Towards the abolition of capital punishment
Seoul (AsiaNews) Next month the ruling URI Party (Our Party) will table in parliament a bill abolishing the death penalty. Life sentences without commutation will replace it.
The legislation is currently being prepared by Representative Yoo In-tae, Senior Secretary for political affairs to President Roh Moo-hyun. Mr. Yoo is trying to persuade a majority of lawmakers to support his bill, including those of his own party who are against abolition.
"I'm promoting the amendment in a bid to clear Korea's shameful history and not repeat the killing of innocent people," Yoo said.
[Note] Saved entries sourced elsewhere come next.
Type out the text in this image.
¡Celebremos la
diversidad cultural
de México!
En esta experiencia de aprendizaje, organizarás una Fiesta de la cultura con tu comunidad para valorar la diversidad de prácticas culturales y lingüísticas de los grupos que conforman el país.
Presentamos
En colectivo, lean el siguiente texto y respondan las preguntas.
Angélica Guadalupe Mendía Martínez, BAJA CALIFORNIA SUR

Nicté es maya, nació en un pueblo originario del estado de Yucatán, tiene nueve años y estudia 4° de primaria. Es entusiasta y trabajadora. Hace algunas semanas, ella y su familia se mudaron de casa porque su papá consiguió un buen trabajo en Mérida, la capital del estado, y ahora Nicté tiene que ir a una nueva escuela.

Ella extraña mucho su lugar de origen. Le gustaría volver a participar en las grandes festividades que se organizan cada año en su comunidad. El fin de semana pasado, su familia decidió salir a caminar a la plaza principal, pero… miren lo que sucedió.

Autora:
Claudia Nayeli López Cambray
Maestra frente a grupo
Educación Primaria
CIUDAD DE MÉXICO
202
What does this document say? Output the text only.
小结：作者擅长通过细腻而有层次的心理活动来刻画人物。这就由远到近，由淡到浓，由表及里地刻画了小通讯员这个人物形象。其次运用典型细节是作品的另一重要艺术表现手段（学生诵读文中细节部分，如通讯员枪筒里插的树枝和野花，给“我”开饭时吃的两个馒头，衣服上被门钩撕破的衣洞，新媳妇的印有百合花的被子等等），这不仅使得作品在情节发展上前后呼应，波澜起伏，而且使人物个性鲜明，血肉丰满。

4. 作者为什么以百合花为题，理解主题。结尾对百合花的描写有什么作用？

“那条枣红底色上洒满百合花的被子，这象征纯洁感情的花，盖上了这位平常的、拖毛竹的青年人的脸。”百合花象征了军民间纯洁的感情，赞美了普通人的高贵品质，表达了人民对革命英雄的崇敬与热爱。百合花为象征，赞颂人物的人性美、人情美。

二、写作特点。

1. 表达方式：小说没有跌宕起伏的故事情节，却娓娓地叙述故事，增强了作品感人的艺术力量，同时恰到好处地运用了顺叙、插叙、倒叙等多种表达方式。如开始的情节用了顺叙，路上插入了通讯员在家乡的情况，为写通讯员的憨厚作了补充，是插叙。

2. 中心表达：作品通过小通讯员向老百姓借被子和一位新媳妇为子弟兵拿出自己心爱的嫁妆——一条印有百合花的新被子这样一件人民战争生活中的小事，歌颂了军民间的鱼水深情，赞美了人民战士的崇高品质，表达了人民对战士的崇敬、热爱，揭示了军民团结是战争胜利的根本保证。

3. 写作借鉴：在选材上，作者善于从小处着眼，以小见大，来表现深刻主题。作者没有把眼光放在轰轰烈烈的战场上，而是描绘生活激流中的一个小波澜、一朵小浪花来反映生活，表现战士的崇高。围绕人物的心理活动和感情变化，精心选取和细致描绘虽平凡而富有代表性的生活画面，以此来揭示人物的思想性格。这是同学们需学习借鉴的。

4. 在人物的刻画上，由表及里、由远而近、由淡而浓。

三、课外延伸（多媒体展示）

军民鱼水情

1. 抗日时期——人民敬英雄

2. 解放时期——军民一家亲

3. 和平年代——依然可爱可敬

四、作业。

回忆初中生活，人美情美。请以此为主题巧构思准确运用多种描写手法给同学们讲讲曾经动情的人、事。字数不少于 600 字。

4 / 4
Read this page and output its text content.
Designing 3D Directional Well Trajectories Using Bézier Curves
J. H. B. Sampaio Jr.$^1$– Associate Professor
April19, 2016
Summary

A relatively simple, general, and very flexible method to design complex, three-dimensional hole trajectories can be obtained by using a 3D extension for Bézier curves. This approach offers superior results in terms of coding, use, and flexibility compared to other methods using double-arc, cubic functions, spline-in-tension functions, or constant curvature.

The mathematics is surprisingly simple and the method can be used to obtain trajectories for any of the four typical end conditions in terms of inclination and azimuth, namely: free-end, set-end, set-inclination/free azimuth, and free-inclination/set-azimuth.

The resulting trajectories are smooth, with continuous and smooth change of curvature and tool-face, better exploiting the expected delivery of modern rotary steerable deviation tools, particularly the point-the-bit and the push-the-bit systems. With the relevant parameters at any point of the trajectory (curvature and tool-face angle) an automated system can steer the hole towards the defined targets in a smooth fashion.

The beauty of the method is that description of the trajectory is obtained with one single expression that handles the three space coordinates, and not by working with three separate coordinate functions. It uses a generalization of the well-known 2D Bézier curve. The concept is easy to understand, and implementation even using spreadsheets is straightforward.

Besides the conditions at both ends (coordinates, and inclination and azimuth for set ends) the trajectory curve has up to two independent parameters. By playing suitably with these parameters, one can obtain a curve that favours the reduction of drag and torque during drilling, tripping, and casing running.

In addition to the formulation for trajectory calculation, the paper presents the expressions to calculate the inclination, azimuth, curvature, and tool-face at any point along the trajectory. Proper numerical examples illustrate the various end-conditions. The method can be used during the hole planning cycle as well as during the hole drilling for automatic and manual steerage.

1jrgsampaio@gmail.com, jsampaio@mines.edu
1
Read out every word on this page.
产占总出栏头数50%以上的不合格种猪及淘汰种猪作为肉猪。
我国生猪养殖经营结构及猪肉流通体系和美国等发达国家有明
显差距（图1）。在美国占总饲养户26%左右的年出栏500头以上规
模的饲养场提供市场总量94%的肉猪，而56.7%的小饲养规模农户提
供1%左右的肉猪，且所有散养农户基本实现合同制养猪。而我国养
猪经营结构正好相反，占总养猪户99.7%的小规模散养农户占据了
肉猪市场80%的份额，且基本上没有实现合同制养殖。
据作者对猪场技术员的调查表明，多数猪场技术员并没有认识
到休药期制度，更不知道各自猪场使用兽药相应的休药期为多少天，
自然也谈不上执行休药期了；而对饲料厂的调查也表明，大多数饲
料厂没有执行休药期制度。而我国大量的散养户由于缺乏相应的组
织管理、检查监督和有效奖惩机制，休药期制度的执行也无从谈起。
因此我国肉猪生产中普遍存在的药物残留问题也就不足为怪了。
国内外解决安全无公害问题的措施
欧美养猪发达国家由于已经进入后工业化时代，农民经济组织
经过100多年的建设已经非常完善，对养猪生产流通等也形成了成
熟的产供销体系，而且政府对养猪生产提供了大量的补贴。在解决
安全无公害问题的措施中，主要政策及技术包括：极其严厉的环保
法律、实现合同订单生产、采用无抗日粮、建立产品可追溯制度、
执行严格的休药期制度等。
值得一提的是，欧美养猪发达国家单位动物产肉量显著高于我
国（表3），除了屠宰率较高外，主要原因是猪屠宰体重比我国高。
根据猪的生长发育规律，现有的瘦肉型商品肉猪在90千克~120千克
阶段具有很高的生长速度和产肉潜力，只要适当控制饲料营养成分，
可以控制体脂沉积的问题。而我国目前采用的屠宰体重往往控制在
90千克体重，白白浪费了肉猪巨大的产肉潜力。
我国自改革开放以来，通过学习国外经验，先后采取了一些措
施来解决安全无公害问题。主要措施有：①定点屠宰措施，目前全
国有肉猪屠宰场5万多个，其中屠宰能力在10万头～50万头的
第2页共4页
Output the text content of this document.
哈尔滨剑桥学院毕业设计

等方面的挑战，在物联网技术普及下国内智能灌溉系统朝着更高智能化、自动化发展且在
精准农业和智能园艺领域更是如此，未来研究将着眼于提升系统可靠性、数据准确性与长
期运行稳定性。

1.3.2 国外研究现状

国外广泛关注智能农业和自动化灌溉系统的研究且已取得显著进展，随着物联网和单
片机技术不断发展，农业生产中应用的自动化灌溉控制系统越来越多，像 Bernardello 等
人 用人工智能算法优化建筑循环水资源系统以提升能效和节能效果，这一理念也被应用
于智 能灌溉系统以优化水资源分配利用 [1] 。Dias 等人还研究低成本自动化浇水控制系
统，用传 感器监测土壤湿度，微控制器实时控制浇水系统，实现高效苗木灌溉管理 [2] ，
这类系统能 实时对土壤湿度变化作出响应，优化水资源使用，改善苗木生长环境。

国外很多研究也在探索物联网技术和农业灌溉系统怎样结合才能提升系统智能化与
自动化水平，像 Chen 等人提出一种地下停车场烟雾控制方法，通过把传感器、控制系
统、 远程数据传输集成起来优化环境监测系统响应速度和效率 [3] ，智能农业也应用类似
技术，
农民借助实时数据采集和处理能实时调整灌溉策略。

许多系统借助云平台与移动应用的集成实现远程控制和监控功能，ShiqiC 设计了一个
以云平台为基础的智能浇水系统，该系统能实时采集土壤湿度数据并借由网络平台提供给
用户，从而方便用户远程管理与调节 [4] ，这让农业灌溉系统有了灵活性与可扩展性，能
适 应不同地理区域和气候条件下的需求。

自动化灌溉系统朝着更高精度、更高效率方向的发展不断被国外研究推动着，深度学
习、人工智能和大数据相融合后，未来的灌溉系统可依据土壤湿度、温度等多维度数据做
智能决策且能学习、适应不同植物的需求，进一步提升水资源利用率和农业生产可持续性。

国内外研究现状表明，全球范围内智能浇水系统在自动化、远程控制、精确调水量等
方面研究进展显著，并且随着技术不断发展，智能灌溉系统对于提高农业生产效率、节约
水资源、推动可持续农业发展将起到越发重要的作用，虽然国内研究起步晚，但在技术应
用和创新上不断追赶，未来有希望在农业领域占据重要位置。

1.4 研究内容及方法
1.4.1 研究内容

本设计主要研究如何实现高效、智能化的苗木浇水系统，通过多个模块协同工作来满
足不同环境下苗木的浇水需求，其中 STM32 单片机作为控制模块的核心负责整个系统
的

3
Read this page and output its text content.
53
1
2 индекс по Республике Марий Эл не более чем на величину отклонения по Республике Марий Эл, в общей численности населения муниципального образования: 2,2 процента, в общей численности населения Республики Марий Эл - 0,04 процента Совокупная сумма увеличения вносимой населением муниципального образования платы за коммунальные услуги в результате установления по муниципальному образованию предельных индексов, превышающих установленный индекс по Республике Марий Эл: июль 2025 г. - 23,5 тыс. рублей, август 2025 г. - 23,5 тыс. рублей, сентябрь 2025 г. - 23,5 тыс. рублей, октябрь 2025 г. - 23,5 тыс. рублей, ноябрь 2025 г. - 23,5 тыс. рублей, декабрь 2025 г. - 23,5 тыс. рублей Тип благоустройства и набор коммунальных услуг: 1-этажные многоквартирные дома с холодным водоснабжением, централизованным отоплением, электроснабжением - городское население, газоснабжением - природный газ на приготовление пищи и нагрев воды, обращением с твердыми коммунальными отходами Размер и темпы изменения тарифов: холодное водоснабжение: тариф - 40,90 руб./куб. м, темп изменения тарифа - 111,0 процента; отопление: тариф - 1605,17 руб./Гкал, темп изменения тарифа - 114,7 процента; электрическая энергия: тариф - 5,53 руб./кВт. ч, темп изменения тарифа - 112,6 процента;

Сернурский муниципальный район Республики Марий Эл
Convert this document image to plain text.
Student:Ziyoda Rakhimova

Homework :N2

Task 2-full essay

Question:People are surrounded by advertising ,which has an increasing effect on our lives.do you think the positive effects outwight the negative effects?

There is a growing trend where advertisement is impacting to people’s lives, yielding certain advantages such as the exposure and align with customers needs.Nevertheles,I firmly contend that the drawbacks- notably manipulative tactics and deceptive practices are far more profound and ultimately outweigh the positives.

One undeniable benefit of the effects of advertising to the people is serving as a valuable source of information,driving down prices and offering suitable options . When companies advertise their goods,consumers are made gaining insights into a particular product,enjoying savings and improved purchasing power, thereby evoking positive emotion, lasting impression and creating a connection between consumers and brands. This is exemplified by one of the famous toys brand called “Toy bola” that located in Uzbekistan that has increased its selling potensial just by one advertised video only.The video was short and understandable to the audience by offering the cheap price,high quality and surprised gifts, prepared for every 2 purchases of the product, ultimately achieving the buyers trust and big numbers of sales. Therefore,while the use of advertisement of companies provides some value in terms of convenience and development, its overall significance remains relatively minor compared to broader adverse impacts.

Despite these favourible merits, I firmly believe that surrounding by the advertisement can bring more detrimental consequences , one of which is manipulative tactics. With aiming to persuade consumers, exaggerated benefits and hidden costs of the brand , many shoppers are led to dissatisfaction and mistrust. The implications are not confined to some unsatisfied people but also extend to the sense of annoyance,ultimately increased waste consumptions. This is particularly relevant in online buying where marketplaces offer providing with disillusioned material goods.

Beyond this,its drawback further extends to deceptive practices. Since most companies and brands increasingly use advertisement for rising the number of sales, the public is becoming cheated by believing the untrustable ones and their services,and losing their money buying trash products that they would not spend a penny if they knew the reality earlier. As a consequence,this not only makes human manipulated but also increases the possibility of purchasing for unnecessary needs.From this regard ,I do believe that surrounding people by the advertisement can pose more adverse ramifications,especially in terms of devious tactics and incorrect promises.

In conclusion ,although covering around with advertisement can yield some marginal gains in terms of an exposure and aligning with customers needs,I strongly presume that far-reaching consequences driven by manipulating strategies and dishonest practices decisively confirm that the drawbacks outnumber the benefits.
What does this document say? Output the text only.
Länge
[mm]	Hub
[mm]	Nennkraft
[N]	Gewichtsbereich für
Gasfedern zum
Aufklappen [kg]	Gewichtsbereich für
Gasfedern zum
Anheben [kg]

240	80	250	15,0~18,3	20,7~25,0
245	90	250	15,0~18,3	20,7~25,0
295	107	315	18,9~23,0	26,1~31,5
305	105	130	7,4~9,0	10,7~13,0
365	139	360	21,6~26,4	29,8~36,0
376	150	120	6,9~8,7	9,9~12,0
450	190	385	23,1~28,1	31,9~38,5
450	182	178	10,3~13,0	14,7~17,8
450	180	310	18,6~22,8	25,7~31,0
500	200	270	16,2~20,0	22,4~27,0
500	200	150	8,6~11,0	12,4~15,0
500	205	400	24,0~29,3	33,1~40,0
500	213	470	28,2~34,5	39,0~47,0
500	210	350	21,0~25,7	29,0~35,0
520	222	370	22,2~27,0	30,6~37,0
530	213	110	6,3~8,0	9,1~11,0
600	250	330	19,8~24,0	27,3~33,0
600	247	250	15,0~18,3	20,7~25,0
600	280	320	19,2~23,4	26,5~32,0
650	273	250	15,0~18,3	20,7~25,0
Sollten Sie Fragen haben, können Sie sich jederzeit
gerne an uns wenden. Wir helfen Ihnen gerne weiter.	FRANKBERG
Ethical and humanitarian reasons are behind the initiative, but political considerations are not absent. Abolishing capital punishment is part and parcel of the decade-long process of democratisation. Under previous military dictatorships capital punishment was used as an instrument of political repression. In 1974 under Dictator Park Chung-hee, then university student Yoo was sentenced to death with twelve colleagues. The sentence was carried for eight of them within eight hours of the court's decision.
Korea is one of 86 countries that still use capital punishment, but 20 of these have not carried out executions in the last 10 years. In South Korea executions have been suspended since the election of former president Kim Dae-jung in 1997. According to a spokesperson for the Justice Ministry there are 58 inmates on death row.
"I think capital punishment should be abolished," said Kim Gap-bae, a lawyer and member of the Korean Bar Association. "Life is the supreme value, which cannot be taken away by other means. Moreover, there is no evidence to prove that executions deter brutal crimes," Kim added.
Adopting the bill will not however be easy. This is the third attempt to amend existing legislation. In 2001 it failed because the then Conservative-controlled Justice Committee of the National Assembly was able to block it. The situation is better today since the URI Party now has eight members on that committee against six for the opposition Grand National Party (GNP) and one for the Democratic Labour Party (DLP). The DLP normally backs URI in the area of human rights protection, and the GNP is becoming more open to the possibility.
Through the initiatives and statements of the Catholic Bishops' Conference of Korea the South Korean Church has been campaigning against capital punishment for a long time and welcomes Representative Yoo's bill.